I recently went to the 20 year high school reunion of Edmond Santa Fe. I was deeply saddened to hear about the passing of Courtney. We were in Art class together and I will never forget her wit and intellect. She would always surprise us with her knowledge of US presidents. We’d ask her, “Ok, who was the 8th president?…the 22nd president?” We could never stump her! She even said she might run for President one day: “Courtney Hyde 2020”. I was actually wondering about her the other day and whether she might have taken up a career in politics. From a brief search online, it looks like she brought her talents in the arts to the world, and also gave the gift of a beautiful daughter and a son. I can see that Courtney also grew even more beautiful, and continued to be the bright and inspiring person that she was. She once sent me a postcard from her trip to Boston. And with no one other than JFK on the other side 🙂 (I still have the postcard).

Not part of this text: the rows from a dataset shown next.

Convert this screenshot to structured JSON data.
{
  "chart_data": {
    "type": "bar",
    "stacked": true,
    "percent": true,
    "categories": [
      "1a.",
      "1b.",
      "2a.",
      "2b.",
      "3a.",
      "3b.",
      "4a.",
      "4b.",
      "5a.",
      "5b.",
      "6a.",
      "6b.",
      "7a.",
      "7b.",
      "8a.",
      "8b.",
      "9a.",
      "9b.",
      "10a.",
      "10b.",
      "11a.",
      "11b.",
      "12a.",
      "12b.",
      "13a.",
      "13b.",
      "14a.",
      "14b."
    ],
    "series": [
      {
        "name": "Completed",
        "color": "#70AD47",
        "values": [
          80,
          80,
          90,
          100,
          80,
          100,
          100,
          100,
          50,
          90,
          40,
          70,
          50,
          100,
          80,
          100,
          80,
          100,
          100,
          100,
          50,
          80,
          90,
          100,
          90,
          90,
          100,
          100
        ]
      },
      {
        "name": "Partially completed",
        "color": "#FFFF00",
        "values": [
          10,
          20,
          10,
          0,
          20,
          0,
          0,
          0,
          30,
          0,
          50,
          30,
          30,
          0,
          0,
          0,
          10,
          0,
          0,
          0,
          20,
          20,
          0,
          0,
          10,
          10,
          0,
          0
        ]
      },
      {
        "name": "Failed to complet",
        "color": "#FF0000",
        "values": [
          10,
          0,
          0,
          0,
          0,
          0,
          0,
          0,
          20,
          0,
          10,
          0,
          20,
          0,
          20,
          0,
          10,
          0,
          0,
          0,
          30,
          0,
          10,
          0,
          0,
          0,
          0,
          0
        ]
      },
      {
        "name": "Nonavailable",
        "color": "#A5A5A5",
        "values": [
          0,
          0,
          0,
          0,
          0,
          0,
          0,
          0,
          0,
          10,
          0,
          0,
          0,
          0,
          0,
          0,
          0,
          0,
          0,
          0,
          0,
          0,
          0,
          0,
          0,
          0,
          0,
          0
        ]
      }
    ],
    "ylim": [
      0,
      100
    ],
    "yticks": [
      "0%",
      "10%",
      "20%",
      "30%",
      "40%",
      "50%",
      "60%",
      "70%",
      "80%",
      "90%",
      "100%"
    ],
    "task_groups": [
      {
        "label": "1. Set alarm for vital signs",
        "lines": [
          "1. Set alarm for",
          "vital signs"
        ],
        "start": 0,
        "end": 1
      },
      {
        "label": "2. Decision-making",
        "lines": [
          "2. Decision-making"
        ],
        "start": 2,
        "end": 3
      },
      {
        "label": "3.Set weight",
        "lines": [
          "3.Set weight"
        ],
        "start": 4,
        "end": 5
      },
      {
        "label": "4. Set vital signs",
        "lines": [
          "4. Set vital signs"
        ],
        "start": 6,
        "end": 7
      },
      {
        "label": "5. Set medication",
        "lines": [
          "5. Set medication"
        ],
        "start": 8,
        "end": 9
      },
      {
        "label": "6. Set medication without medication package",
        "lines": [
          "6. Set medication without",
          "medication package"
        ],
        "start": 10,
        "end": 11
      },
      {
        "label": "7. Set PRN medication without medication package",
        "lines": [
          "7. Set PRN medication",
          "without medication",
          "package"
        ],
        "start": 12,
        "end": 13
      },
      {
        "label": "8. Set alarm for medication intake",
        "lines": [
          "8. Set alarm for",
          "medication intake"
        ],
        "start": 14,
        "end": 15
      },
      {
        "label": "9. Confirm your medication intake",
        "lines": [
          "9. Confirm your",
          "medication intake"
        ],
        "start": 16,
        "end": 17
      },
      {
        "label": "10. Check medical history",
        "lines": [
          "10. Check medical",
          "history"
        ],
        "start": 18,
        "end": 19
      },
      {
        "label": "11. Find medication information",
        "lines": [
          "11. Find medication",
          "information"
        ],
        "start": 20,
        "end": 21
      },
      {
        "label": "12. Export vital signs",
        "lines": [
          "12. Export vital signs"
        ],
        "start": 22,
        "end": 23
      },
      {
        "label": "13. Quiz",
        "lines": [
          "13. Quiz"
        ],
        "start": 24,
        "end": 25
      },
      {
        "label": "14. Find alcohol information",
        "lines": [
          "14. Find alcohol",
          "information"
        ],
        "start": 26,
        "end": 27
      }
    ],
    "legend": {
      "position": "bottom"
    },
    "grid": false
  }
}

I’m sure there is no preparation for this kind of loss, but I am sure Courtney’s spirit and life will live on through her children, and in our hearts. In my search to learn more about Courtney’s life, I came across this beautiful note in a family blog. I don’t think it was intended for Courtney, but I feel like it deserves another mention:
“Maybe the tributes to motherhood need clarity. Maybe they, mothers, should be celebrated on their children’s birthday. Those of us born should not take the bow, the mom that suffered through 9 months and childbirth should be celebrated.”
You all seem to have a very special family. I am thankful for being blessed to know Courtney, even for a short while.